The Army Court of Criminal Appeals has decided United States v. Livengood. He may of been living good prior to his misconduct, but now he's living good as a guest of a military confinement facility. This issue in his case relates to "confusional arousal disorder." He was convicted of molesting his biologically, teenage, mentally challenged daughter. The military judge excluded expert testimony about "a state in which a person, stimulated during sleep, is not awakened but becomes active, while having no control over their actions. The accused would be able to complete sex acts while having no general intent." Op. 2, no.2. The court found no error, but even if there was error, it was non-prejudicial. Perhaps his "Ever-Changing Explanations," in pre-trial statements helped along with other testimony (his wife was also subject to "Ever-Changing Explanations."

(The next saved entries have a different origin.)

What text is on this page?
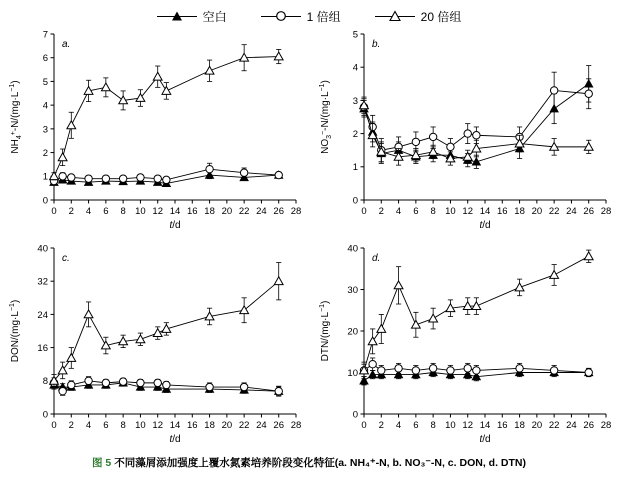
空白	1 倍组	20 倍组
0 2 4 6 8 10 12 14 16 18 20 22 24 26 28
0
1
2
3
4
5
6
7
a.
t/d
$NH_4^+-N/(mg\cdot L^{-1})$
0 2 4 6 8 10 12 14 16 18 20 22 24 26 28
0
1
2
3
4
5
b.
t/d
$NO_3^--N/(mg\cdot L^{-1})$
0 2 4 6 8 10 12 14 16 18 20 22 24 26 28
0
8
16
24
32
40
c.
t/d
DON/$(mg\cdot L^{-1})$
0 2 4 6 8 10 12 14 16 18 20 22 24 26 28
0
10
20
30
40
d.
t/d
DTN/$(mg\cdot L^{-1})$
图 5 不同藻屑添加强度上覆水氮素培养阶段变化特征(a. NH₄⁺-N, b. NO₃⁻-N, c. DON, d. DTN)
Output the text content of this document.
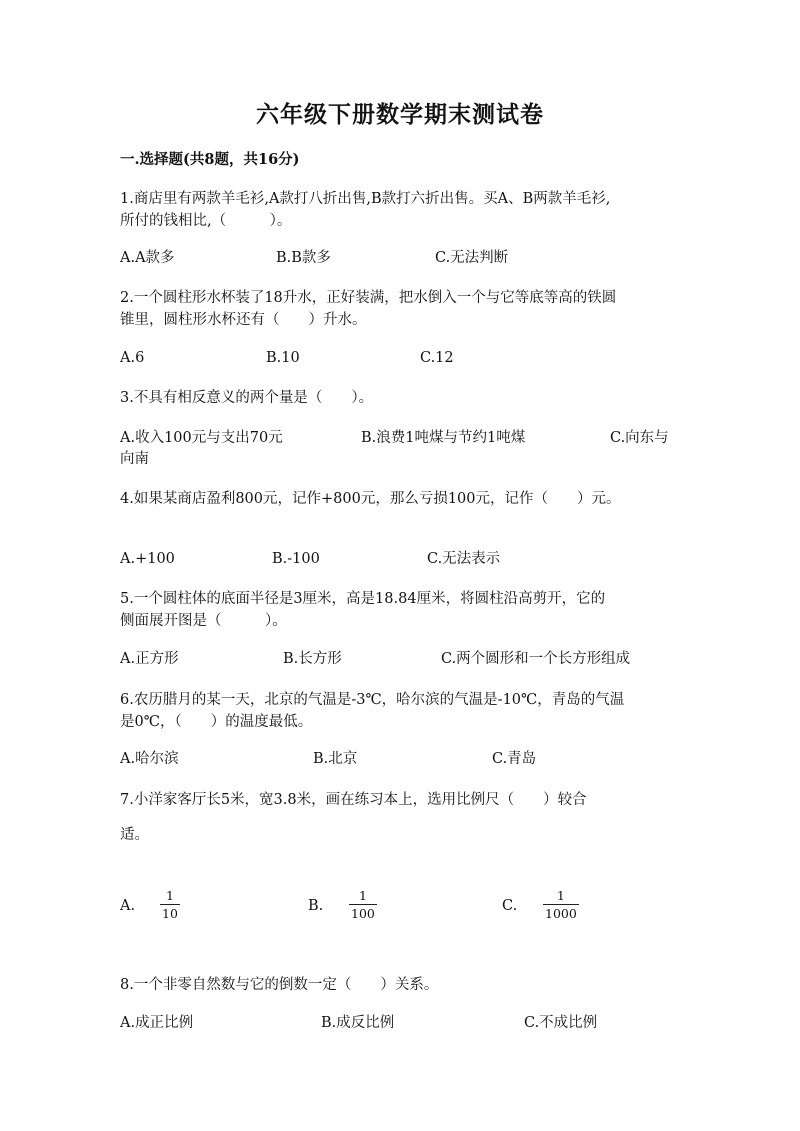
六年级下册数学期末测试卷
一.选择题(共8题，共16分)
1.商店里有两款羊毛衫,A款打八折出售,B款打六折出售。买A、B两款羊毛衫,
所付的钱相比,（　　　）。
A.A款多	B.B款多	C.无法判断
2.一个圆柱形水杯装了18升水，正好装满，把水倒入一个与它等底等高的铁圆
锥里，圆柱形水杯还有（　　）升水。
A.6	B.10	C.12
3.不具有相反意义的两个量是（　　）。
A.收入100元与支出70元	B.浪费1吨煤与节约1吨煤	C.向东与
向南
4.如果某商店盈利800元，记作+800元，那么亏损100元，记作（　　）元。
A.+100	B.-100	C.无法表示
5.一个圆柱体的底面半径是3厘米，高是18.84厘米，将圆柱沿高剪开，它的
侧面展开图是（　　　）。
A.正方形	B.长方形	C.两个圆形和一个长方形组成
6.农历腊月的某一天，北京的气温是-3℃，哈尔滨的气温是-10℃，青岛的气温
是0℃，（　　）的温度最低。
A.哈尔滨	B.北京	C.青岛
7.小洋家客厅长5米，宽3.8米，画在练习本上，选用比例尺（　　）较合
适。
A.
1
10	B.
1
100	C.
1
1000
8.一个非零自然数与它的倒数一定（　　）关系。
A.成正比例	B.成反比例	C.不成比例
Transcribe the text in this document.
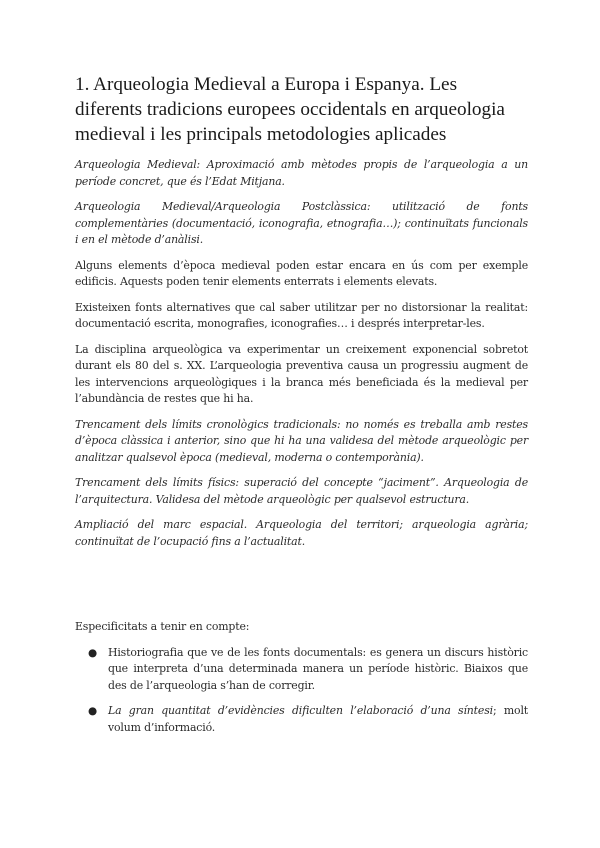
1. Arqueologia Medieval a Europa i Espanya. Les diferents tradicions europees occidentals en arqueologia medieval i les principals metodologies aplicades

Arqueologia Medieval: Aproximació amb mètodes propis de l’arqueologia a un període concret, que és l’Edat Mitjana.

Arqueologia Medieval/Arqueologia Postclàssica: utilització de fonts complementàries (documentació, iconografia, etnografia…); continuïtats funcionals i en el mètode d’anàlisi.

Alguns elements d’època medieval poden estar encara en ús com per exemple edificis. Aquests poden tenir elements enterrats i elements elevats.

Existeixen fonts alternatives que cal saber utilitzar per no distorsionar la realitat: documentació escrita, monografies, iconografies… i després interpretar-les.

La disciplina arqueològica va experimentar un creixement exponencial sobretot durant els 80 del s. XX. L’arqueologia preventiva causa un progressiu augment de les intervencions arqueològiques i la branca més beneficiada és la medieval per l’abundància de restes que hi ha.

Trencament dels límits cronològics tradicionals: no només es treballa amb restes d’època clàssica i anterior, sino que hi ha una validesa del mètode arqueològic per analitzar qualsevol època (medieval, moderna o contemporània).

Trencament dels límits físics: superació del concepte “jaciment”. Arqueologia de l’arquitectura. Validesa del mètode arqueològic per qualsevol estructura.

Ampliació del marc espacial. Arqueologia del territori; arqueologia agrària; continuïtat de l’ocupació fins a l’actualitat.

Especificitats a tenir en compte:

● Historiografia que ve de les fonts documentals: es genera un discurs històric que interpreta d’una determinada manera un període històric. Biaixos que des de l’arqueologia s’han de corregir.

● La gran quantitat d’evidències dificulten l’elaboració d’una síntesi; molt volum d’informació.
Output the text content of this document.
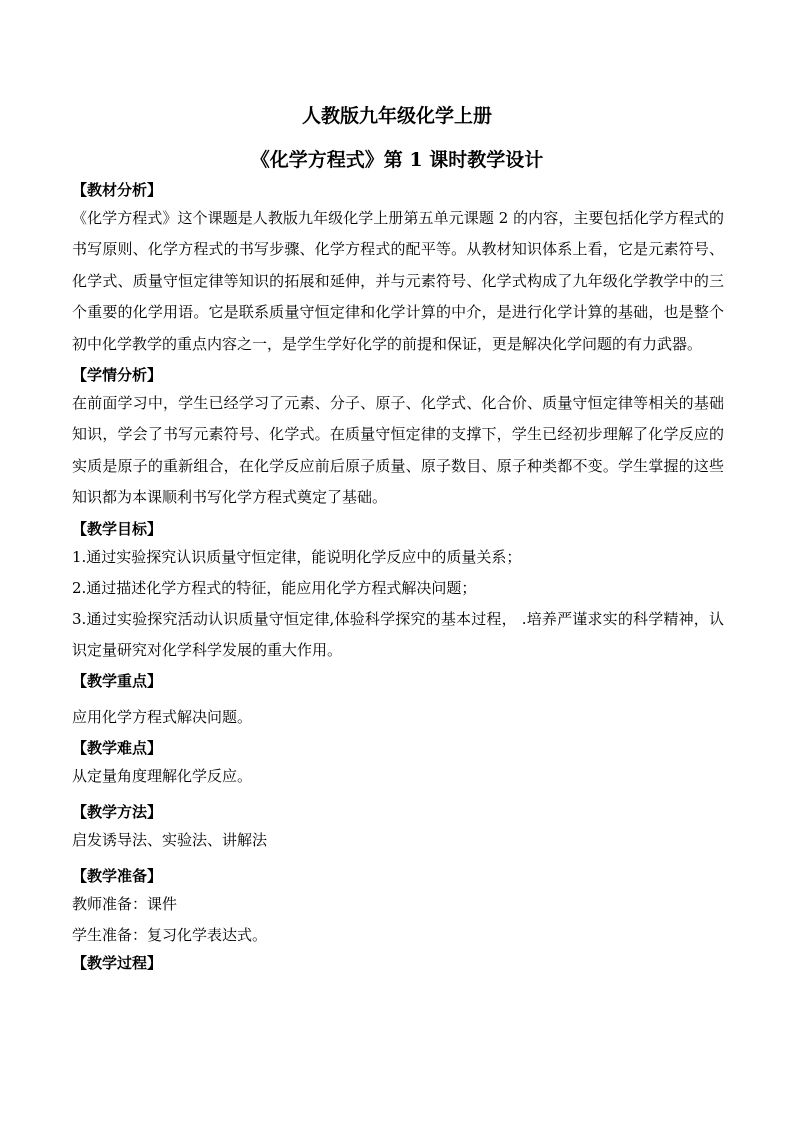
人教版九年级化学上册
《化学方程式》第 1 课时教学设计

【教材分析】

《化学方程式》这个课题是人教版九年级化学上册第五单元课题 2 的内容，主要包括化学方程式的书写原则、化学方程式的书写步骤、化学方程式的配平等。从教材知识体系上看，它是元素符号、化学式、质量守恒定律等知识的拓展和延伸，并与元素符号、化学式构成了九年级化学教学中的三个重要的化学用语。它是联系质量守恒定律和化学计算的中介，是进行化学计算的基础，也是整个初中化学教学的重点内容之一，是学生学好化学的前提和保证，更是解决化学问题的有力武器。

【学情分析】

在前面学习中，学生已经学习了元素、分子、原子、化学式、化合价、质量守恒定律等相关的基础知识，学会了书写元素符号、化学式。在质量守恒定律的支撑下，学生已经初步理解了化学反应的实质是原子的重新组合，在化学反应前后原子质量、原子数目、原子种类都不变。学生掌握的这些知识都为本课顺利书写化学方程式奠定了基础。

【教学目标】

1.通过实验探究认识质量守恒定律，能说明化学反应中的质量关系；

2.通过描述化学方程式的特征，能应用化学方程式解决问题；

3.通过实验探究活动认识质量守恒定律,体验科学探究的基本过程， .培养严谨求实的科学精神，认识定量研究对化学科学发展的重大作用。

【教学重点】

应用化学方程式解决问题。

【教学难点】

从定量角度理解化学反应。

【教学方法】

启发诱导法、实验法、讲解法

【教学准备】

教师准备：课件

学生准备：复习化学表达式。

【教学过程】
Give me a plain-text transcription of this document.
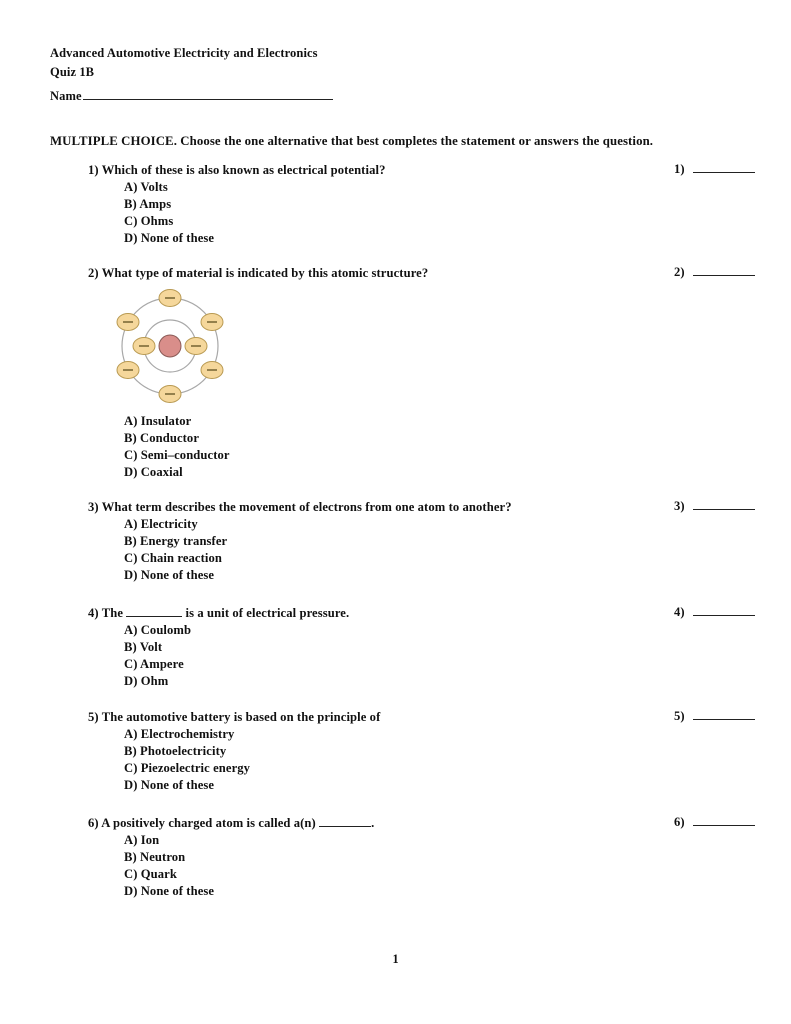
Advanced Automotive Electricity and Electronics
Quiz 1B
Name
MULTIPLE CHOICE. Choose the one alternative that best completes the statement or answers the question.
1) Which of these is also known as electrical potential?
A) Volts
B) Amps
C) Ohms
D) None of these
1)
2) What type of material is indicated by this atomic structure?	2)
A) Insulator
B) Conductor
C) Semi–conductor
D) Coaxial
3) What term describes the movement of electrons from one atom to another?
A) Electricity
B) Energy transfer
C) Chain reaction
D) None of these
3)
4) The	is a unit of electrical pressure.
A) Coulomb
B) Volt
C) Ampere
D) Ohm
4)
5) The automotive battery is based on the principle of
A) Electrochemistry
B) Photoelectricity
C) Piezoelectric energy
D) None of these
5)
6) A positively charged atom is called a(n)	.
A) Ion
B) Neutron
C) Quark
D) None of these
6)
1
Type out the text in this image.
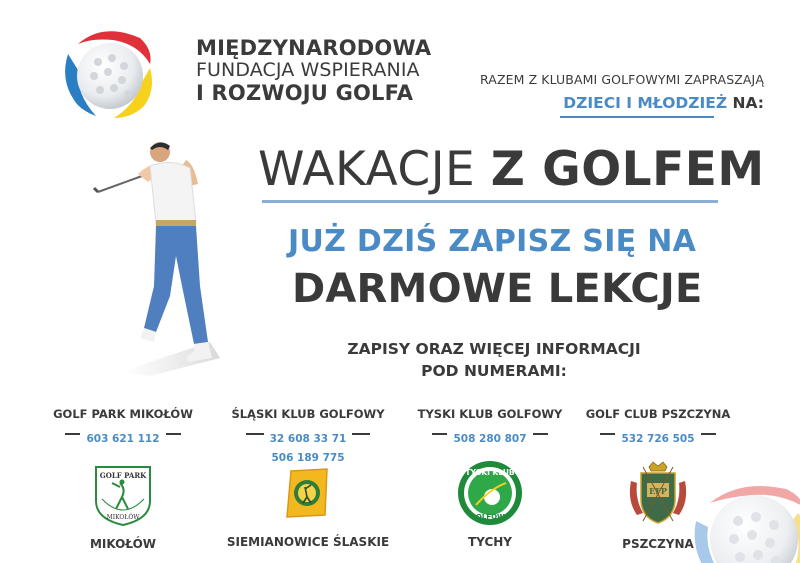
MIĘDZYNARODOWA
FUNDACJA WSPIERANIA
I ROZWOJU GOLFA
RAZEM Z KLUBAMI GOLFOWYMI ZAPRASZAJĄ
DZIECI I MŁODZIEŻ NA:
WAKACJE Z GOLFEM
JUŻ DZIŚ ZAPISZ SIĘ NA
DARMOWE LEKCJE
ZAPISY ORAZ WIĘCEJ INFORMACJI
POD NUMERAMI:
GOLF PARK MIKOŁÓW
603 621 112
GOLF PARK
MIKOŁÓW
MIKOŁÓW
ŚLĄSKI KLUB GOLFOWY
32 608 33 71
506 189 775
SIEMIANOWICE ŚLASKIE
TYSKI KLUB GOLFOWY
508 280 807
TYSKI KLUB
GOLFOWY
TYCHY
GOLF CLUB PSZCZYNA
532 726 505
EFP
PSZCZYNA
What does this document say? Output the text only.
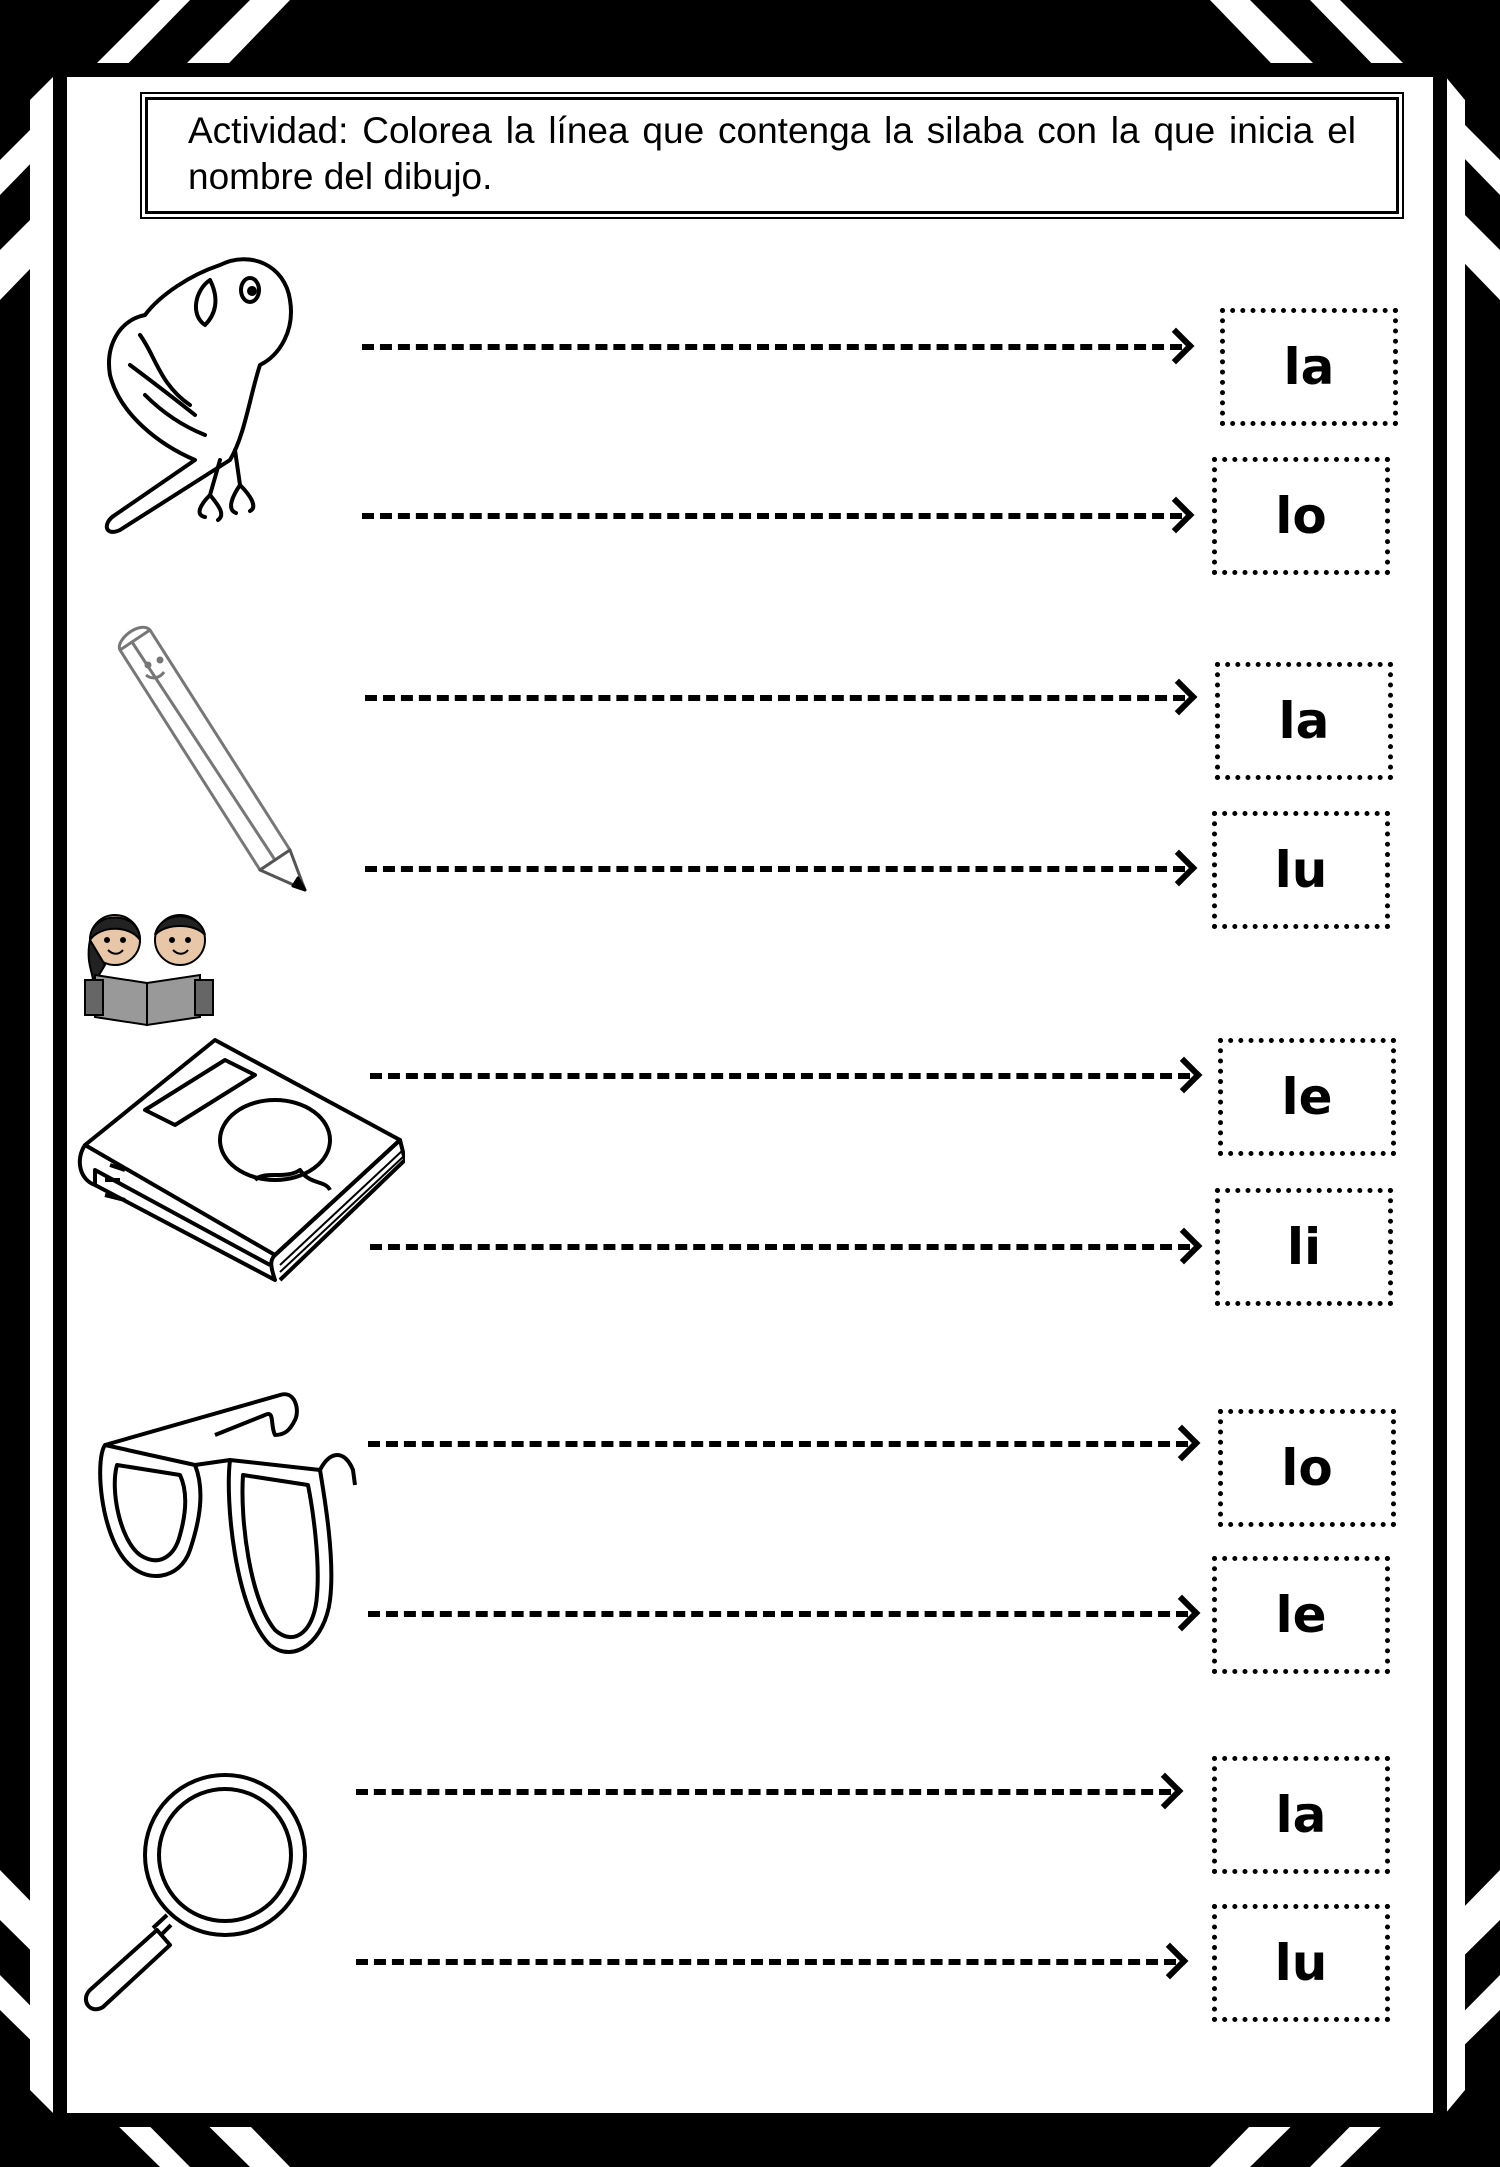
Actividad: Colorea la línea que contenga la silaba con la que inicia el nombre del dibujo.

la
lo
la
lu
le
li
lo
le
la
lu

The military judge conducted a Houser review of the expert testimony. United States v. Houser, 36 M.J. 392 (C.M.A. 1993). (Cynics note -- this was the defense proffering the testimony, not the prosecution. Therefore the evidence was examined using Rule #1 (if it helps the defense or hurts the government it's not admissible).) Check out this article if you wonder whether the defense gets a fair shake with experts.
See, Risinger, Michael D., Navigating Expert Reliability: Are Criminal Standards of Certainty Being Left in the Dock? 64 Albany L. Rev. 99 (2000).
Overall though the case is well worth the read as a reminder on how to challenge government "expert" testimony.